BAB XXXIV: I Want 2

7.3K 555 57
                                    


I want...


Lina lagi lagi melamun didapur, menatap kosong daging daging yang sedang dicincangnya. Sudah dua hari berlalu, rencananya untuk membuat Amon tersenyum semuanya gagal total. Bahkan Amon tampaknya malah tidak menyukai saat orang lain mengetahui apa yang sedang dilakukannya seperti kemarin, walau hal itu tidak disengaja sekali pun.

Amon ternyata memiliki kepribadian yang sangat tertutup, itukah sebabnya pria itu tidak bisa menunjukkan ekspresinya secara leluasa. Karena dia tidak tau bagaimana cara menunjukkannya.
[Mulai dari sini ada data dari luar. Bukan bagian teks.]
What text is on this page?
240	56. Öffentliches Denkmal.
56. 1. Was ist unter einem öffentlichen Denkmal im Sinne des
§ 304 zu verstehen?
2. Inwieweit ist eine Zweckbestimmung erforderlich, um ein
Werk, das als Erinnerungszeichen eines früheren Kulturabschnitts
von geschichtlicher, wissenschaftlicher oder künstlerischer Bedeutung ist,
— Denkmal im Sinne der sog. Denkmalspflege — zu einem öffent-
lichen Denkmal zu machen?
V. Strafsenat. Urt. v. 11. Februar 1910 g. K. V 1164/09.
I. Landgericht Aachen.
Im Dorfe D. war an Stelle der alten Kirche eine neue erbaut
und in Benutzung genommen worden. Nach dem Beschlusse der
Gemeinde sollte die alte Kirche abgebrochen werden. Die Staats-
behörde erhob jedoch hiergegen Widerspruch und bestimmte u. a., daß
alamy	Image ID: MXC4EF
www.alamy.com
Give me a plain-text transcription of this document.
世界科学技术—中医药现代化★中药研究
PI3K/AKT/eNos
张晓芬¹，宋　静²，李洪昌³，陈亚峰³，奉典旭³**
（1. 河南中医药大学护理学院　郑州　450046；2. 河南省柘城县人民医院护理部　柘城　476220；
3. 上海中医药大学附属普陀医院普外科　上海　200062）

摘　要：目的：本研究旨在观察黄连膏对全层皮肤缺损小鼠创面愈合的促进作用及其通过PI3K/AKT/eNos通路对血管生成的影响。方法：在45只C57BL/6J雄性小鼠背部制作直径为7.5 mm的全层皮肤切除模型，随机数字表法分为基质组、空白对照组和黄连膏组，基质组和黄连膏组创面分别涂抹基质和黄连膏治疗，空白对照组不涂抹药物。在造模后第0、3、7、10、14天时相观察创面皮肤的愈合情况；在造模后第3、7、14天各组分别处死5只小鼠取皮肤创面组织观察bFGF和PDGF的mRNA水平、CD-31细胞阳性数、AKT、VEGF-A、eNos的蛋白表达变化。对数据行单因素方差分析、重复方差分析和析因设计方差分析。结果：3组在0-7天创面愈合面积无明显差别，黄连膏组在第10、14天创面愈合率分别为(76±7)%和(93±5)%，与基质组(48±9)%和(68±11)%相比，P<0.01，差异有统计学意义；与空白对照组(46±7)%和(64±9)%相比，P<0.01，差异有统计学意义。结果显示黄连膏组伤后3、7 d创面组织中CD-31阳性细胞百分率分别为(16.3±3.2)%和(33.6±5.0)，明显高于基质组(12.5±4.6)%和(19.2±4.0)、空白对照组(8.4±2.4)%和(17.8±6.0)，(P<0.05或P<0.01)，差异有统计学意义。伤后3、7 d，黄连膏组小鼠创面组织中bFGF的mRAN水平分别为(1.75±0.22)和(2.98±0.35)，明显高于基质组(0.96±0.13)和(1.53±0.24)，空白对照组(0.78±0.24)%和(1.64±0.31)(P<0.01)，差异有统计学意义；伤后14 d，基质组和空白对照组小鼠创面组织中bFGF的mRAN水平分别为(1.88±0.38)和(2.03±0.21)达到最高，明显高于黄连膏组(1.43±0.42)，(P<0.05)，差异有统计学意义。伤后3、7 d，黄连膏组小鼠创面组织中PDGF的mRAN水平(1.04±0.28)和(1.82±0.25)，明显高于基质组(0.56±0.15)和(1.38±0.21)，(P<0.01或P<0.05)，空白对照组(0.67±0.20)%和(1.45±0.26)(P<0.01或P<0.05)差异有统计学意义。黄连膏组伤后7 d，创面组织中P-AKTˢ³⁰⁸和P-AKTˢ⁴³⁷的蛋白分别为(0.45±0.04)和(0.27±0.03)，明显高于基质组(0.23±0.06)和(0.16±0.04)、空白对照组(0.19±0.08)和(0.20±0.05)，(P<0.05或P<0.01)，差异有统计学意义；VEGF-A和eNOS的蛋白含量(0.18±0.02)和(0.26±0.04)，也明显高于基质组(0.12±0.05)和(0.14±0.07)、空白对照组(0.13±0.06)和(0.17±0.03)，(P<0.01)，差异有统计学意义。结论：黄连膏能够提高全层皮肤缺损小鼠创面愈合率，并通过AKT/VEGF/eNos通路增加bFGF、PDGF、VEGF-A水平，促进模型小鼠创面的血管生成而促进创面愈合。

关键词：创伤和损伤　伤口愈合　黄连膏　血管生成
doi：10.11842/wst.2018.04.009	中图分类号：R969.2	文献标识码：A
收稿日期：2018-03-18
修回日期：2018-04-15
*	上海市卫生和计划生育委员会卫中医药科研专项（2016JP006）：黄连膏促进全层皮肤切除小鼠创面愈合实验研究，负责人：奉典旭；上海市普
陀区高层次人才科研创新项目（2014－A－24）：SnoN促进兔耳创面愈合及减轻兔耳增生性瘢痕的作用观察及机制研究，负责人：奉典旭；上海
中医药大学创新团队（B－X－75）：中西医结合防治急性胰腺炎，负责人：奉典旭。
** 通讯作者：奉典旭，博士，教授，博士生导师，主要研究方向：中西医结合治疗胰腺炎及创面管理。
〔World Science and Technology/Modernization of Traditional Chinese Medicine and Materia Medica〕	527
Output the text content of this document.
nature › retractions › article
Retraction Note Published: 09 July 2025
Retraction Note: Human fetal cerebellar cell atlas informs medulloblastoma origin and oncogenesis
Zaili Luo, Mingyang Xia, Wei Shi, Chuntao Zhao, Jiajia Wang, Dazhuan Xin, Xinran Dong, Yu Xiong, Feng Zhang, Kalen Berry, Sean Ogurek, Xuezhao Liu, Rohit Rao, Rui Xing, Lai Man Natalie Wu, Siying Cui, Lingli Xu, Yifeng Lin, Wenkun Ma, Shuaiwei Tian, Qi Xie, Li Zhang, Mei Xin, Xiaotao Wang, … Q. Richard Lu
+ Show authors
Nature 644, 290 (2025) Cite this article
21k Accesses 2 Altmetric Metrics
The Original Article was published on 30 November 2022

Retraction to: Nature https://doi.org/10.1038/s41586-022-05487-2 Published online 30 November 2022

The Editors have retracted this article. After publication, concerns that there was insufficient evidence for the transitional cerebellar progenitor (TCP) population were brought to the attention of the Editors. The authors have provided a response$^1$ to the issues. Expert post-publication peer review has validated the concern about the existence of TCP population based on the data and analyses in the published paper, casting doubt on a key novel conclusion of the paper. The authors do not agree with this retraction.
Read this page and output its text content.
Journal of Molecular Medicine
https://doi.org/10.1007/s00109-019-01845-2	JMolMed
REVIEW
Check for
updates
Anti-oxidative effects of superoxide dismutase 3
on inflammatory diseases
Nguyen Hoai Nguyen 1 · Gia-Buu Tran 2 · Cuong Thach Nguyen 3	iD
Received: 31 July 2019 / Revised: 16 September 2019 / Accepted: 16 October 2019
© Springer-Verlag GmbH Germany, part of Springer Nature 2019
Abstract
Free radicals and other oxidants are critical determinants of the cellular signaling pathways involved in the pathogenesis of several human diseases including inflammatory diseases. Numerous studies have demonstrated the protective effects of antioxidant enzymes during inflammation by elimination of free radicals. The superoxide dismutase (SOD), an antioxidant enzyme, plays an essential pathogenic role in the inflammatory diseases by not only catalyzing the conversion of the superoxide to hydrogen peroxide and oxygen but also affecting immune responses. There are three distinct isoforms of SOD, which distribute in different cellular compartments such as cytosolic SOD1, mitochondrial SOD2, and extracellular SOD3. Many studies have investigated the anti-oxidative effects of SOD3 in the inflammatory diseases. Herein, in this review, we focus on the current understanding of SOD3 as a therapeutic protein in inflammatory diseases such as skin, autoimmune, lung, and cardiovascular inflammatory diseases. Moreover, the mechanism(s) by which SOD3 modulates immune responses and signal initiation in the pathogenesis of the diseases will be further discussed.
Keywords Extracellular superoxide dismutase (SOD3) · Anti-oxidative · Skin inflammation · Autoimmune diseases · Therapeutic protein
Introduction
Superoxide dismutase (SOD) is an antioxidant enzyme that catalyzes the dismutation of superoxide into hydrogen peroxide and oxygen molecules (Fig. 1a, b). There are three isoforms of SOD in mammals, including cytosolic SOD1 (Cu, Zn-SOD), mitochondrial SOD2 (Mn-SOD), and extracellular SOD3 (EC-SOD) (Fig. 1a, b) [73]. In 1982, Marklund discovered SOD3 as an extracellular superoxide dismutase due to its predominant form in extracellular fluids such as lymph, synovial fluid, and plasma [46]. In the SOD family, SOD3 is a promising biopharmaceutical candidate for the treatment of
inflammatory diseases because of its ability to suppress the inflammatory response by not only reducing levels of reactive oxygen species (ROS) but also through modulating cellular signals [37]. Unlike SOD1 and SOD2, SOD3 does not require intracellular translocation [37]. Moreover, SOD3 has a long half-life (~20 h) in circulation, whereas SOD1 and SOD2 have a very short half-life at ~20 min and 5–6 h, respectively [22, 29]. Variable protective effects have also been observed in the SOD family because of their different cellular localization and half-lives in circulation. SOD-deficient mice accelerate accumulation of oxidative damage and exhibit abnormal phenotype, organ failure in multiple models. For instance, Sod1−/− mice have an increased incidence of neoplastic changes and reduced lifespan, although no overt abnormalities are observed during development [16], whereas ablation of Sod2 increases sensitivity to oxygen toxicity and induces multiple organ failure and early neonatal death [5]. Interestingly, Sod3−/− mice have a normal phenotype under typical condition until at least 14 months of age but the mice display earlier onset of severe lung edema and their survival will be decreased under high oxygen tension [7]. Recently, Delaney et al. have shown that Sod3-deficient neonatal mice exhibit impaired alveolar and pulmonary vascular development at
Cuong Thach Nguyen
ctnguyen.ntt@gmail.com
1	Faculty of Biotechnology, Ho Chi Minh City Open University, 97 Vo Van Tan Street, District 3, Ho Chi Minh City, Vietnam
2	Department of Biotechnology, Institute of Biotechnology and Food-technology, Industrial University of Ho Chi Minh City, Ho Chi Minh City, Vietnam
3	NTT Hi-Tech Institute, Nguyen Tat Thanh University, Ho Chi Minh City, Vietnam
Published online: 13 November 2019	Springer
'Kupikir lagi, dia bukanlah patung. Tapi robot yang berkerja setiap hari tanpa merasakan apapun' pikir Lina.

"Mau kau diamkan sampai berapa jam daging itu, sampai belatungnya keluar?" celetuk Amon membuat Lina tersadar dari lamunannya.

Terkejut tentu saja. Lina melirik kearah Amon yang mencuci tangannya lalu menatap dapur yang sudah bersih dengan semua hidangan matang yang tertata rapi dimeja makan dengan heran. Selama itukah dirinya melamun sampai Amon mengambil alih pekerjaannya hingga selesai.

Amon menoleh kearah Lina, menatap wanita itu sejenak lalu pergi begitu saja saat dirasaya tidak akan mendapatkan jawaban atas pertanyaannya. Hal itu memang sudah biasa terjadi, tapi Lina merasa bersalah sekarang. Dia pikir, ia terlalu ikut campur urusan Amon.

.

.

.

Erza mengerjapkan matanya lalu menatap sekitar, tepat sisi tempat tidur Amon berdiri diam disana sambil menatapnya. Gadis itu bangkit dari tidurnya lalu menguap kecil.

"Selamat pagi nona" ucap Amon terdengar lembut.

"Um" jawab Erza sambil mengangguk kecil, terlihat matanya masih setengah terpejam.

"Anda tidak merasakan apapun?" tanya Amon sambil menyikap selimut yang dipakai oleh nonanya untuk dilipat.

"Tidak, memangnya kenapa?" jawab gadis itu, sambil bertanya balik.

"Anda pingsan 2 hari yang lalu" jawab Amon yang tentu saja berbohong.

"Sungguh? Aku tidak ingat" jawabnya lagi lalu melirik ke arah nampan diatas nakasnya, ada segelas susu disana dan asapnya masih mengepul seperti biasa.

"Untukku?" Erza menunjuk segelas susu itu, yang dengan segera diberikan oleh Amon.

Erza menerimanya lalu meminum susu itu tanpa harus meniupnya lebih dulu, menghabiskannya dalam beberapa tegukan.

"Aku terlihat seperti anak kecil karena dibuatkan susu setiap hari" komentar gadis itu sambil merengut. Padahal susu itu sudah habis diteguknya.

"Anda memang masih kecil" jawab Amon dengan cepat mengambil saputangan lalu membersihkan sisa darah dimulut nonanya.

Umur iblis Erza memang masih sangat kecil, meskipun umur manusianya bisa dibilang mulai beranjak dewasa. Mungkin umurnya setara dengan anak kecil berumur 4 sampai 5 tahun.

Mendengar dengusan yang Erza lancar, membuat Amon tergelitik untuk tertawa. Walau wajahnya tidak menunjukkan apapun, tapi Amon merasa bahagia sekarang.

"Nona ingin saya siapkan air hangat?" tanya Amon mengalihkan pembicaraan.

"Tidak perlu, aku mau air dingin saja" tolak gadis itu turun dari tempat tidurnya. Pergi menuju kamar mandi yang berada disudut kamarnya.

Sambil menunggu nonanya keluar dari dalam kamar mandi, Amon tidak tinggal diam disana. Pria itu mengembalikan gelas lebih dulu, lalu membersihkan tempat tidur nonanya, menyiapkan pakaian yang akan nonanya pakai, dan membersihkan kamar itu.